Только недавно рассвело. Весеннее небо было ещё серым. От затянутой плёнкой воды долины тянул ветерок, и охотники поёживались от холода. Я, согреваясь, напрягал и расслаблял мышцы и живительный ток крови на время позволял расслабиться и немного подремать.
Условный знак Торкоса, носатого и зубастого раба-гоблина, прервал мою дрёму и медленно текущие мысли о жизни.
С юга нарастал гул крыльев. Я чувствовал, как меня охватывает знакомое каждому настоящему охотнику возбуждение.
Наконец-то наше терпение было вознаграждено. Огромная стая летела прямо на нас с Торкосом, и ещё трём рабам, лежащими поодаль. Шум крыльев нарастал с каждой секундой. Гул был, как у надвигающегося шторма.

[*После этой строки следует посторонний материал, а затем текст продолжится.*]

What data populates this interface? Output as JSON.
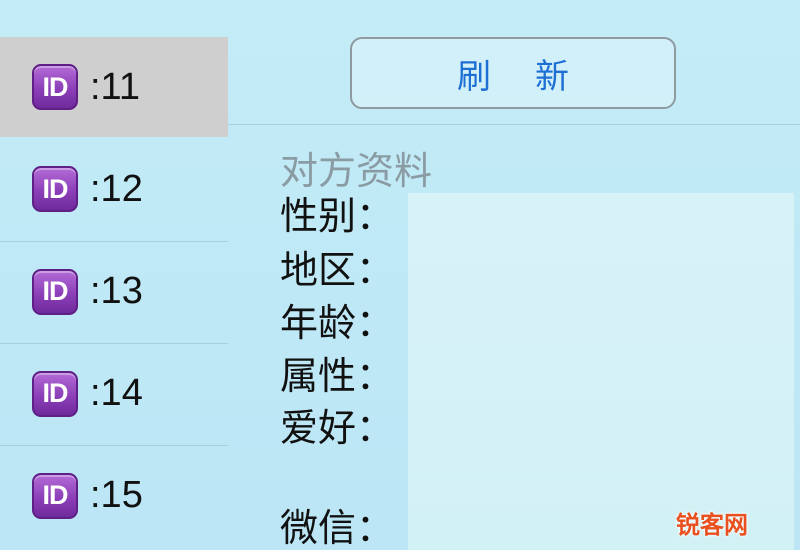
{
  "sidebar": {
    "items": [
      {
        "badge": "ID",
        "label": ":11",
        "selected": true
      },
      {
        "badge": "ID",
        "label": ":12",
        "selected": false
      },
      {
        "badge": "ID",
        "label": ":13",
        "selected": false
      },
      {
        "badge": "ID",
        "label": ":14",
        "selected": false
      },
      {
        "badge": "ID",
        "label": ":15",
        "selected": false
      }
    ]
  },
  "toolbar": {
    "refresh_label": "刷新"
  },
  "profile": {
    "title": "对方资料",
    "fields": [
      {
        "label": "性别：",
        "value": ""
      },
      {
        "label": "地区：",
        "value": ""
      },
      {
        "label": "年龄：",
        "value": ""
      },
      {
        "label": "属性：",
        "value": ""
      },
      {
        "label": "爱好：",
        "value": ""
      },
      {
        "label": "微信：",
        "value": ""
      }
    ]
  },
  "watermark": "锐客网",
  "colors": {
    "background": "#c4ecf7",
    "selected_item": "#cfcfcf",
    "badge_purple": "#8c3fb8",
    "refresh_text": "#1e6fd4",
    "title_gray": "#8a9ba3",
    "watermark": "#e8501f"
  }
}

Стая летела низко, стелясь над покрытой редкими клочками снега временным озером. Темная плотная полоса действительно скорее походила на стремительно несущуюся штормовую тучу, чем на птичью стаю.
Мы прижались к земле.
У края озера утки были уже так низко, что мы почувствовали ветер, поднятый тысячами крыльев. Взметнулись боласы. Несколько уток, опутанные тонкими бечевками, камнем упали совсем недалеко. Броситься к ним, сунуть в мешок барахтающихся птиц, освободить боласы и кинуть вновь — и всё повторять до тех пор, пока огромная стая не пролетит.

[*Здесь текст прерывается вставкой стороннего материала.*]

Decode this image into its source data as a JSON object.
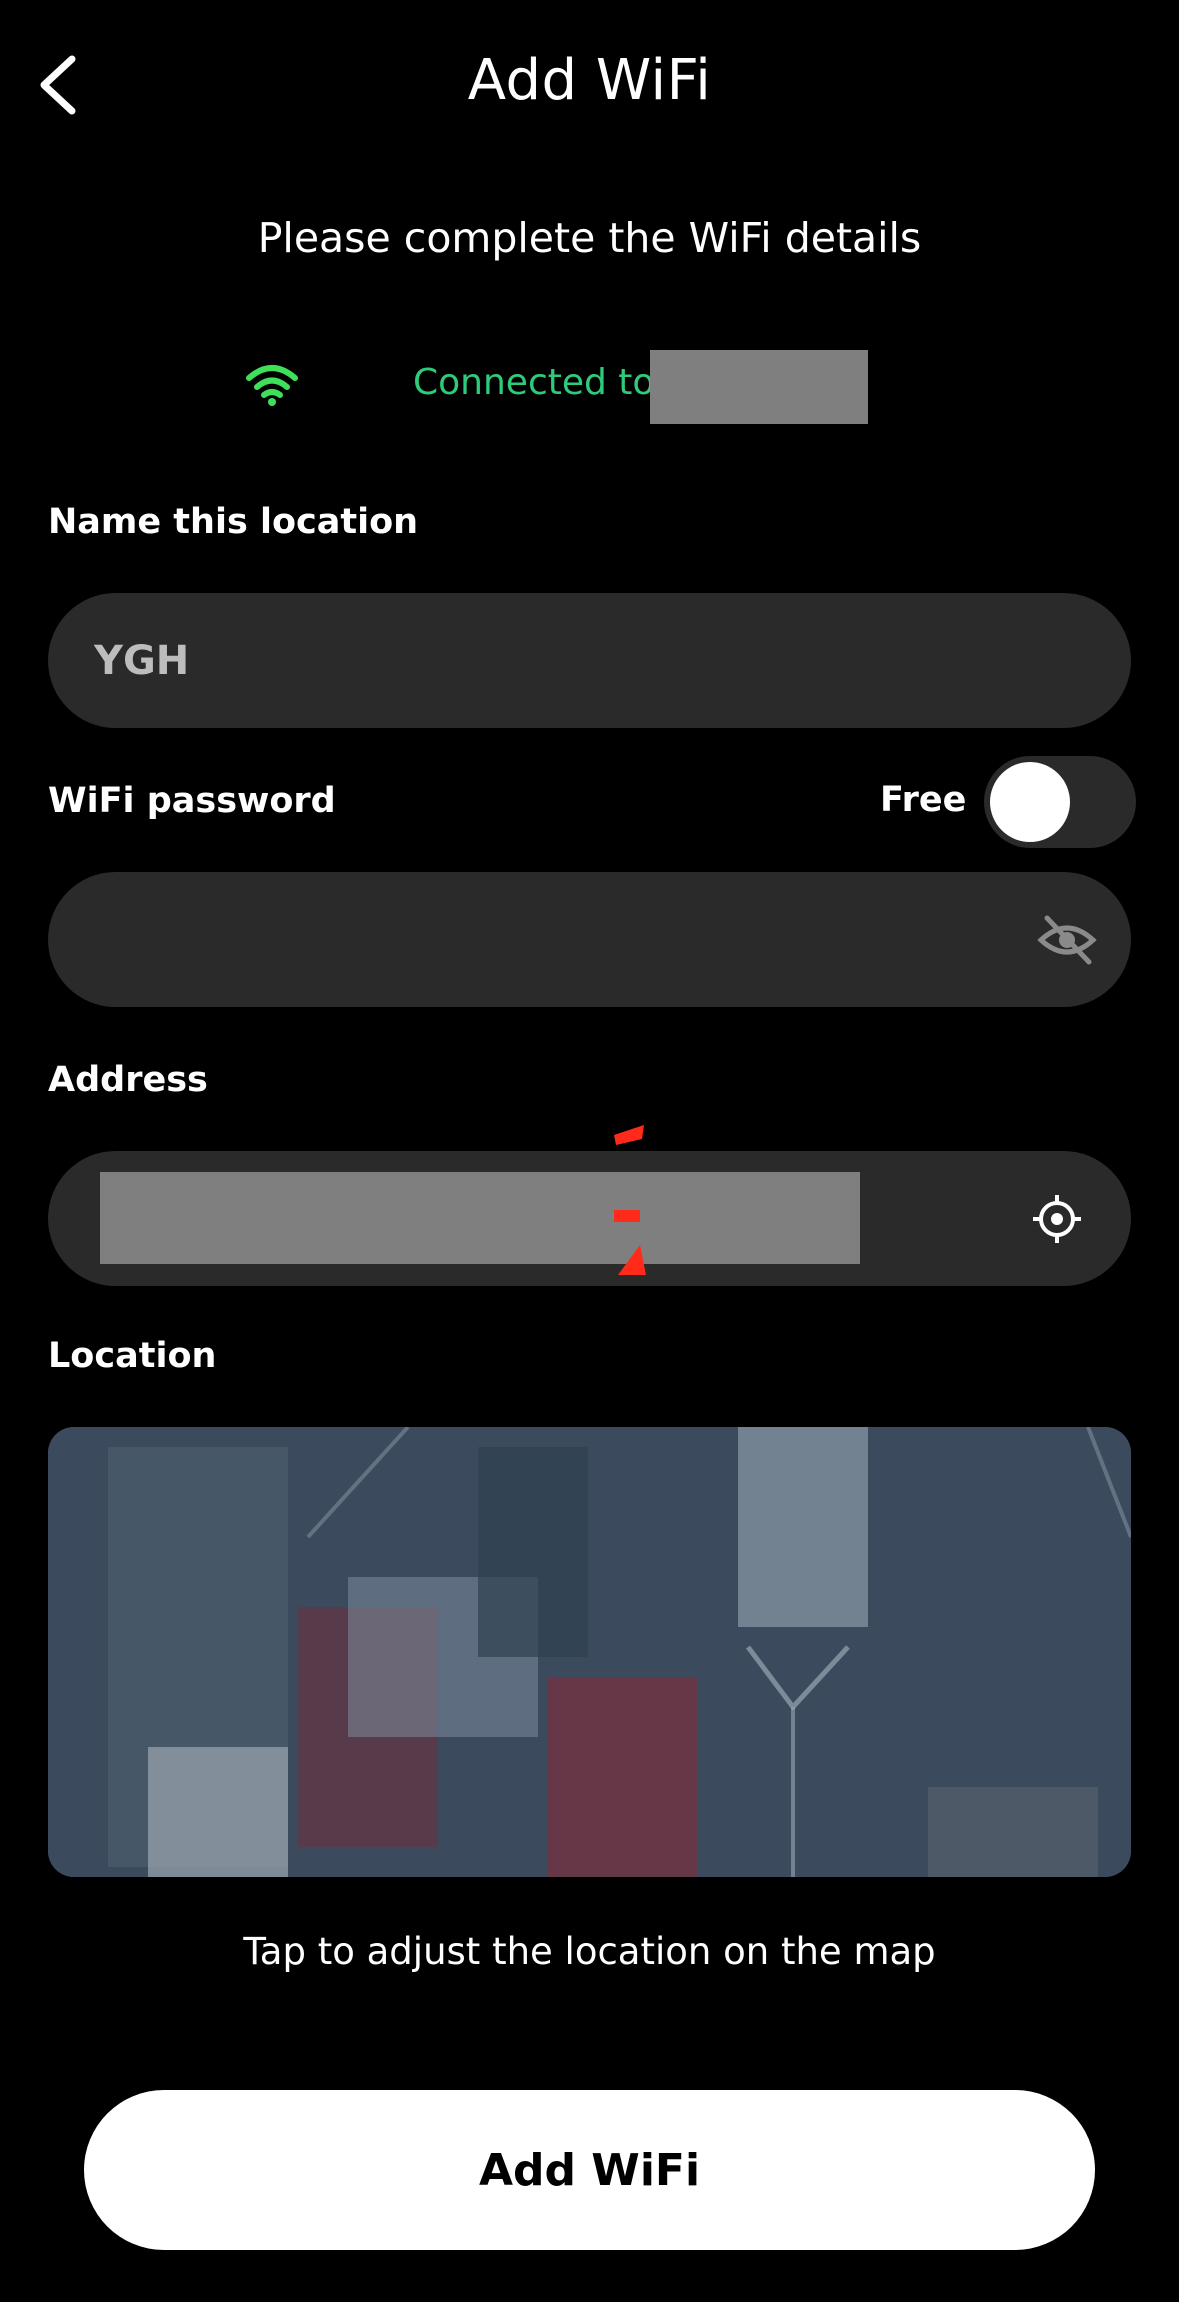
{
  "header": {
    "title": "Add WiFi",
    "back_icon": "chevron-left-icon"
  },
  "subtitle": "Please complete the WiFi details",
  "connection": {
    "icon": "wifi-icon",
    "text": "Connected to",
    "color": "#2ecc7a"
  },
  "form": {
    "location_name": {
      "label": "Name this location",
      "value": "YGH"
    },
    "password": {
      "label": "WiFi password",
      "value": "",
      "free_label": "Free",
      "free_enabled": false,
      "visibility_icon": "eye-off-icon"
    },
    "address": {
      "label": "Address",
      "locate_icon": "crosshair-target-icon"
    },
    "location": {
      "label": "Location",
      "caption": "Tap to adjust the location on the map"
    }
  },
  "actions": {
    "submit_label": "Add WiFi"
  },
  "colors": {
    "background": "#000000",
    "field": "#2a2a2a",
    "accent_green": "#2ecc7a",
    "button": "#ffffff"
  }
}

Уток было столько, что боласы можно было бросать с закрытыми глазами!
У логова было оживленно. Между холмов пылали костры на аргале, и сизые дымы вздымались к ясному небу. В воздухе плыли перья и пух — гоблинши щипали уток, кипели котлы и валил вкусный пар, возбуждая аппетит у бродящих вокруг крыс и рабов.
Моя задача на данном этапе — не мешать. Всё отработано годами. О традиционной для этих мест охоте мне рассказали освобожденные крысы, интересуясь, как мы пойдём и какими парами мы будем действовать. Я, конечно же был не в курсе, и мы чуть не упустили сытное начало тёплого сезона.
Кривоногая гоблинша, непрестанно кланяясь, поднесла большое деревянное блюдо, заполненное утиным мясом, и поставила на маленький столик. Поодаль расселись пара свободных крыс, не стоящие в патруле и не присматривающие за рабами, а также первая смена рабов (совсем подальше — чтобы одновременно указать их положение, но при этом подчеркнуть, что я не брезгую сидеть за одним столом). Это не жесткое мясо лопоса (волосатого обезьяна, съеденного зимой), поэтому все ели хватая и разрывая вареное птичье мясо — свежее легко поддается зубам.
Насытившись, отодвинул от себя блюдо и стал заливать в пасть отвар степных трав и ягод, из которых я чувствовал разве что душицу и чабрец.
Внешне я был спокоен, но в уголке сознания не проходила мысль, что наше внешнее временное благополучие является слишком временным. За зимнее время и начало зимы я много узнал о том месте, где находился и мне пришлось менять свои планы.
Во-первых, идти в Империю я пока передумал. Обросший хозяйством, я уже не был так мобилен, как раньше. А бросать всё нажитое за зиму и добытое потом и кровью не позволяло моё внутреннее “я”. Чувствовать себя владыкой пусть и крохотного, но своего хозяйства было приятно. Поэтому требовалось всё нажитое не просто сохранить, но защитить и приумножить.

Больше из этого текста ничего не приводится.